The Nvidia team, which included Anima Anandkumar, the company’s director of machine learning and a professor at Caltech, created a Minecraft bot called Voyager that uses GPT-4 to solve problems inside the game. The language model generates objectives that help the agent explore the game, and code that improves the bot’s skill at the game over time.
Voyager doesn’t play the game like a person, but it can read the state of the game directly, via an API. It might see a fishing rod in its inventory and a river nearby, for instance, and use GPT-4 to suggest the goal of doing some fishing to gain experience. It will then use this goal to have GPT-4 generate the code needed to have the character achieve it.
The most novel part of the project is the code that GPT-4 generates to add behaviors to Voyager. If the code initially suggested doesn’t run perfectly, Voyager will try to refine it using error messages, feedback from the game, and a description of the code generated by GPT-4.
Over time, Voyager builds a library of code in order to learn to make increasingly complex things and explore more of the game. A chart created by the researchers shows how capable it is compared to other Minecraft agents. Voyager obtains more than three times as many items; explores more than twice as far; and builds tools 15 times more quickly than other AI agents. Fan says the approach may be improved in the future with the addition of a way for the system to incorporate visual information from the game.
While chatbots like ChatGPT have wowed the world with their eloquence and apparent knowledge—even if they often make things up—Voyager shows the huge potential for language models to perform helpful actions on computers. Using language models in this way could perhaps automate many routine office tasks, potentially one of the technology’s biggest economic impacts.

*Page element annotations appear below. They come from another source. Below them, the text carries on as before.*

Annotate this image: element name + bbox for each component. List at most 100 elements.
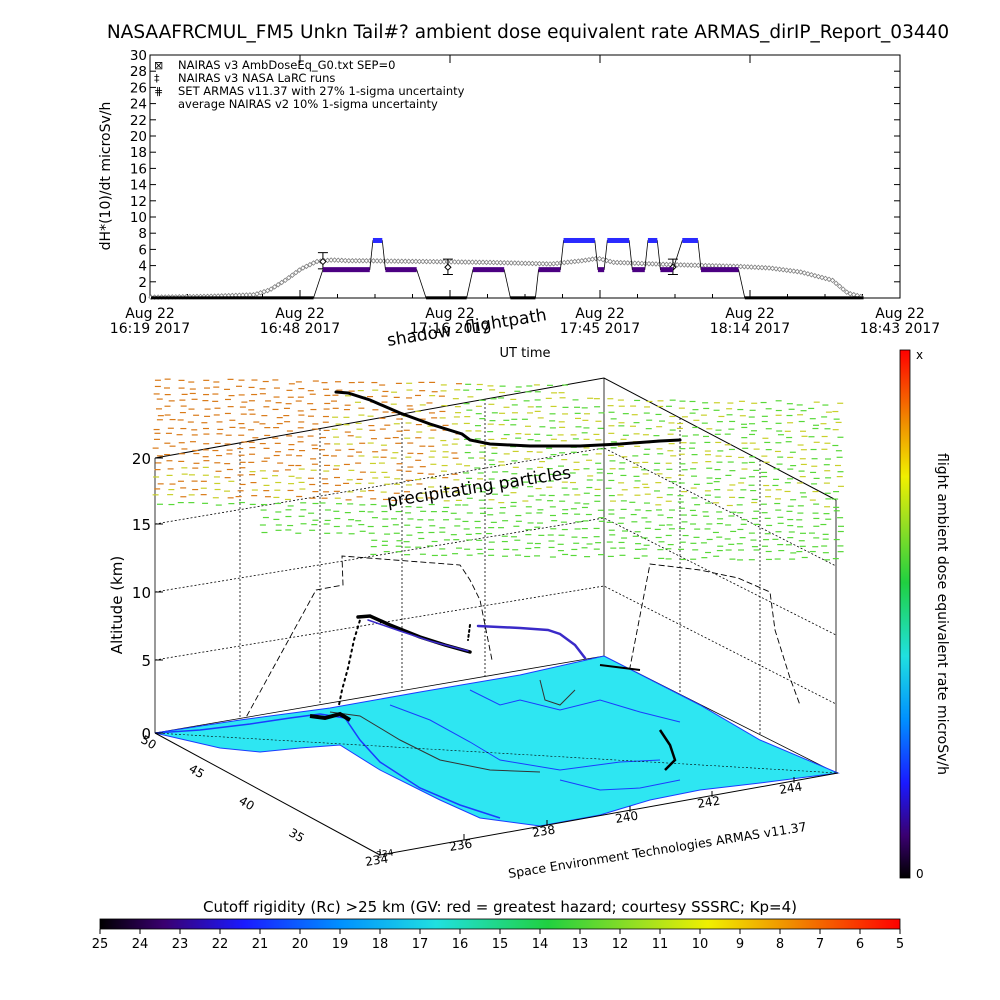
base-axes [154,732,839,856]
y-tick-label: 10 [130,210,147,226]
chart-title: NASAAFRCMUL_FM5 Unkn Tail#? ambient dose… [107,22,949,43]
nairas-point [374,258,380,264]
nairas-point [451,259,458,265]
precipitating-particles-cloud [152,378,844,561]
nairas-point [805,271,811,277]
annotation-precipitating-particles: precipitating particles [386,463,573,512]
nairas-point [402,258,409,265]
nairas-point [762,265,769,271]
x-tick-label-date: Aug 22 [425,306,475,322]
nairas-point [282,277,288,284]
altitude-tick-label: 15 [132,516,151,534]
nairas-point [815,273,822,280]
armas-segment [538,267,561,273]
nairas-point [310,260,317,266]
rigidity-tick-label: 5 [896,937,904,952]
nairas-point [843,289,850,295]
nairas-point [487,259,493,266]
longitude-tick-label: 244 [778,780,803,797]
dose-colorbar-bottom-label: 0 [916,867,924,881]
armas-segment [563,237,595,243]
armas-segment [701,267,739,273]
altitude-tick-label: 5 [141,652,151,670]
nairas-point [409,258,416,265]
y-tick-label: 4 [138,259,147,275]
x-tick-label-time: 17:45 2017 [560,321,640,337]
nairas-point [335,257,341,264]
rigidity-tick-label: 17 [412,937,429,952]
nairas-point [476,259,483,266]
nairas-point [741,263,748,270]
armas-segment [510,296,536,300]
nairas-point [649,261,656,267]
nairas-point [346,257,352,264]
dose-colorbar: x 0 flight ambient dose equivalent rate … [899,348,950,881]
nairas-point [328,257,334,263]
rigidity-tick-label: 11 [652,937,669,952]
x-tick-label-date: Aug 22 [875,306,925,322]
nairas-point [480,259,486,266]
dose-colorbar-top-label: x [916,348,923,362]
nairas-point [737,263,744,270]
nairas-point [745,264,751,270]
nairas-point [469,259,476,265]
y-tick-label: 28 [130,64,147,80]
nairas-point [755,264,762,271]
nairas-point [543,261,550,267]
y-axis-label: dH*(10)/dt microSv/h [98,102,114,251]
nairas-point [677,262,684,268]
nairas-point [331,257,338,263]
armas-segment [472,267,505,273]
altitude-tick-label: 0 [141,725,151,743]
rigidity-tick-label: 13 [572,937,589,952]
nairas-point [540,261,546,267]
nairas-point [794,268,801,275]
armas-segment [744,296,864,300]
nairas-point [278,279,285,286]
rigidity-tick-label: 8 [776,937,784,952]
nairas-point [388,258,394,264]
annotation-shadow: shadow [386,321,454,351]
y-tick-label: 6 [138,242,147,258]
rigidity-tick-label: 20 [292,937,309,952]
nairas-point [342,257,349,264]
nairas-point [420,258,426,265]
longitude-tick-label: 236 [448,837,473,854]
errorbar-point [444,263,452,271]
altitude-tick-label: 20 [132,450,151,468]
nairas-point [370,258,377,264]
nairas-point [663,261,670,268]
nairas-point [840,286,846,292]
nairas-point [681,262,688,268]
armas-segment [607,237,630,243]
nairas-point [441,259,447,265]
y-tick-label: 16 [130,161,147,177]
nairas-point [790,268,797,274]
legend-entry-armas: SET ARMAS v11.37 with 27% 1-sigma uncert… [178,84,465,98]
y-tick-label: 2 [138,275,147,291]
nairas-point [293,269,299,276]
nairas-point [353,257,359,264]
nairas-point [674,262,680,268]
nairas-point [473,259,479,265]
nairas-point [826,276,832,283]
y-tick-label: 30 [130,48,147,64]
flightpath-top [334,390,682,448]
nairas-point [536,260,543,267]
latitude-tick-label: 40 [237,793,257,813]
flight-segments-3d [337,614,587,711]
nairas-point [836,283,843,290]
nairas-point [617,259,624,266]
nairas-point [289,272,296,278]
x-tick-label-date: Aug 22 [125,306,175,322]
nairas-point [695,262,702,269]
rigidity-tick-label: 9 [736,937,744,952]
longitude-tick-label: 242 [696,794,721,811]
y-tick-label: 0 [138,291,147,307]
legend-symbol: ⋕ [154,85,163,98]
rigidity-tick-label: 24 [132,937,149,952]
nairas-point [752,264,758,271]
nairas-point [483,259,490,266]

The process that Voyager uses with GPT-4 to figure out how to do things in Minecraft might be adapted for a software assistant that works out how to automate tasks via the operating system on a PC or phone. OpenAI, the startup that created ChatGPT, has added “plugins” to the bot that allow it to interact with online services such as grocery delivery app Instacart. Microsoft, which owns Minecraft, is also training AI programs to play it, and the company recently announced Windows 11 Copilot, an operating system feature that will use machine learning and APIs to automate certain tasks. It may be a good idea to experiment with this kind of technology inside a game like Minecraft, where flawed code can do relatively little harm.
Video games have long been a test bed for AI algorithms, of course. AlphaGo, the machine learning program that mastered the extremely subtle board game Go back in 2016, cut its teeth by playing simple Atari video games. AlphaGo used a technique called reinforcement learning, which trains an algorithm to play a game by giving it positive and negative feedback, for example from the score inside a game.
It is more difficult for this method to guide an agent in an open-ended game such as Minecraft, where there is no score or set of objectives and where a player’s actions may not pay off until much later. Whether or not you believe we should be preparing to contain the existential threat from AI right now, Minecraft seems like an excellent playground for the technology.